Lors du premier confinement, nous n’avons évidemment pas pu travailler en équipe, mais dès que la situation s’est calmée, Philippe est venu chez moi ainsi que chez presque tous les cavaliers brésiliens pour travailler et faire un point. Quoi qu’il en soit, il prend régulièrement des nouvelles par téléphone. Et avec les deux Coupes des nations qui arrivent, Philippe est très heureux de reprendre du service! 

Quel regard portez-vous sur l’équipe brésilienne? Est-elle arrivée, selon vous, au rang de l’Allemagne et de la France par exemple, et si non, que lui manque-telle pour arriver à s’installer durablement parmi les meilleures nations? 

Nous ne sommes pas encore au niveau des grandes équipes, mais si nous mettons en place un bon planning tourné vers les grandes échéances et selon lequel tout le monde travaille dans le même sens, alors nous avons vraiment de grandes chances de médailles. Il faut que nous priorisions tous les Coupes des nations en vue des championnats, et non que certains pensent d’abord à eux-mêmes en favorisant les CSI 5* sans importance particulière. Si nous réussissons cela, je pense que nous avons une carte à jouer et qu’il faudra compter sur nous. 

Comment abordez-vous l’échéance de Tokyo individuellement? 

J’espère pouvoir mettre en place, avec Philippe Guerdat et Pedro Paulo Lacordo (le chef d’équipe officiel du Brésil, ndlr), un planning en vue de Tokyo pour que nous y arrivions dans les meilleures conditions possibles. VDL Edgar M est ma première cartouche en vue des Jeux olympiques. Je crois qu’il faut principalement se concentrer sur le travail à réaliser et que les résultats viendront tout seuls. Lorsque nous sommes partis pour les Jeux panaméricains l’an dernier, nous n’avions jamais imaginé revenir avec deux médailles d’or puisque l’objectif était surtout de qualifier le Brésil pour les JO. La médaille est arrivée toute seule, parce que nous avions beaucoup travaillé. Pour la médaille individuelle, c’était pareil et je n’avais jamais imaginé la gagner!



“Que quelqu’un ait payé ou pas son entrée, il doit réaliser une performance et être meilleur que les autres pour marquer des points”

Rodrigo Pessoa espère pouvoir disputer sa dernière grande échéance à Tokyo. Est-ce quelque chose d’important pour vous? Quelle relation entretenez-vous avec lui? 

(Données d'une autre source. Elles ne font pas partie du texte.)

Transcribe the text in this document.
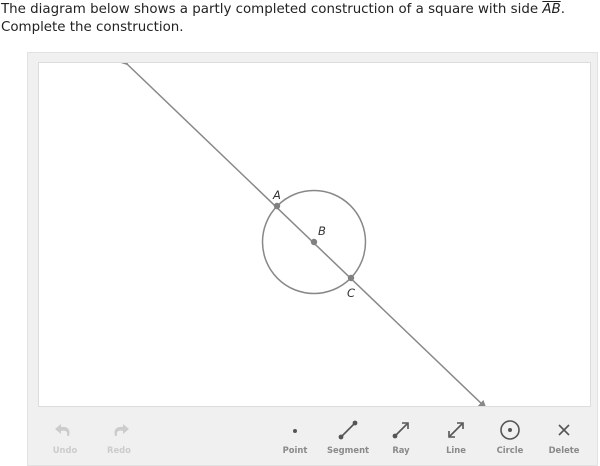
The diagram below shows a partly completed construction of a square with side $\overline{AB}$.
Complete the construction.
A
B
C
Undo	Redo	Point	Segment	Ray	Line	Circle	Delete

N’importe quel cavalier au monde voudrait avoir Rodrigo dans son équipe à mon avis. Il est l’un des meilleurs cavaliers de championnat qui existe. Lors des JEM de Normandie en 2014, qui étaient ma première grande échéance, j’étais dans l’équipe avec lui. Il donne une confiance incroyable. Lui, comme Pedro Veniss, font preuve d’une extrême tranquillité et d’un calme olympien, ce qui rassure et apaise énormément. Lorsque Rodrigo doit passer en dernier dans un championnat, nous savons qu’il a de grandes chances de réaliser un parcours parfait, et cela enlève beaucoup de pression ! Quand j’étais jeune, Rodrigo était numéro un mondial. Il faut m’imaginer, petit garçon montant au Brésil et admirant mon idole, le numéro un mondial venant de mon pays! Je le suivais à la télévision et je ressentais beaucoup de fierté en tant que Brésilien. Son histoire m’a beaucoup motivée car elle me prouvait qu’y arriver était possible. Faire équipe avec lui à Caen était un rêve devenu réalité. 

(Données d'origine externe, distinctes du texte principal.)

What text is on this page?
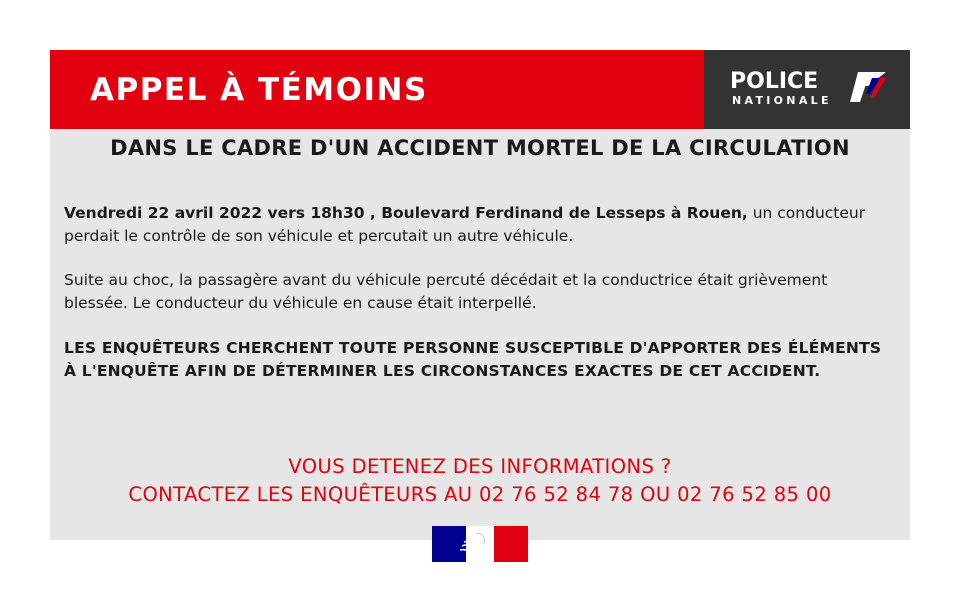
APPEL À TÉMOINS	POLICE
NATIONALE
DANS LE CADRE D'UN ACCIDENT MORTEL DE LA CIRCULATION
Vendredi 22 avril 2022 vers 18h30 , Boulevard Ferdinand de Lesseps à Rouen, un conducteur perdait le contrôle de son véhicule et percutait un autre véhicule.
Suite au choc, la passagère avant du véhicule percuté décédait et la conductrice était grièvement blessée. Le conducteur du véhicule en cause était interpellé.
LES ENQUÊTEURS CHERCHENT TOUTE PERSONNE SUSCEPTIBLE D'APPORTER DES ÉLÉMENTS À L'ENQUÊTE AFIN DE DÉTERMINER LES CIRCONSTANCES EXACTES DE CET ACCIDENT.
VOUS DETENEZ DES INFORMATIONS ?
CONTACTEZ LES ENQUÊTEURS AU 02 76 52 84 78 OU 02 76 52 85 00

L’évolution du sport de haut niveau suscite régulièrement beaucoup de débats, notamment vis-à-vis du système d’invitations aux concours 5*. Quel est votre avis sur ce sujet? 

La Fédération équestre internationale (FEI) et le Club des cavaliers internationaux de saut d’obstacles (IJRC) essaient de trouver une solution équilibrée pour que les meilleurs cavaliers du classement mondial puissent avoir accès aux meilleurs concours. Ce qui est aussi essentiel pour les organisateurs de concours puisque cela permet de créer du beau sport, d’attirer les médias, et donc les sponsors. Si les meilleurs cavaliers ne sont pas là, le concours perd de sa prestance. Mais s’il n’y a pas assez d’argent, qui rentre notamment grâce aux invitations, alors l’événement n’attirera pas les meilleurs cavaliers... Il y a un juste équilibre à trouver. Le plus important est de mettre tout en place pour avoir le plus beau sport possible avec les meilleurs cavaliers en piste. En revanche, j’ai déjà entendu dire que les cavaliers qui achètent leur entrée pour les gros concours achètent les points du classement mondial qui vont avec. Sur ce point, je suis tout à fait en désaccord. Que quelqu’un ait payé ou pas son entrée, il doit réaliser une performance et être meilleur que les autres pour marquer des points. Ce sont des points amplement mérités. En piste, nous sommes tous égaux. Je pense que tout le monde essaie de rendre le sport meilleur et personne n’a, jusqu’à présent, trouvé la formule magique. 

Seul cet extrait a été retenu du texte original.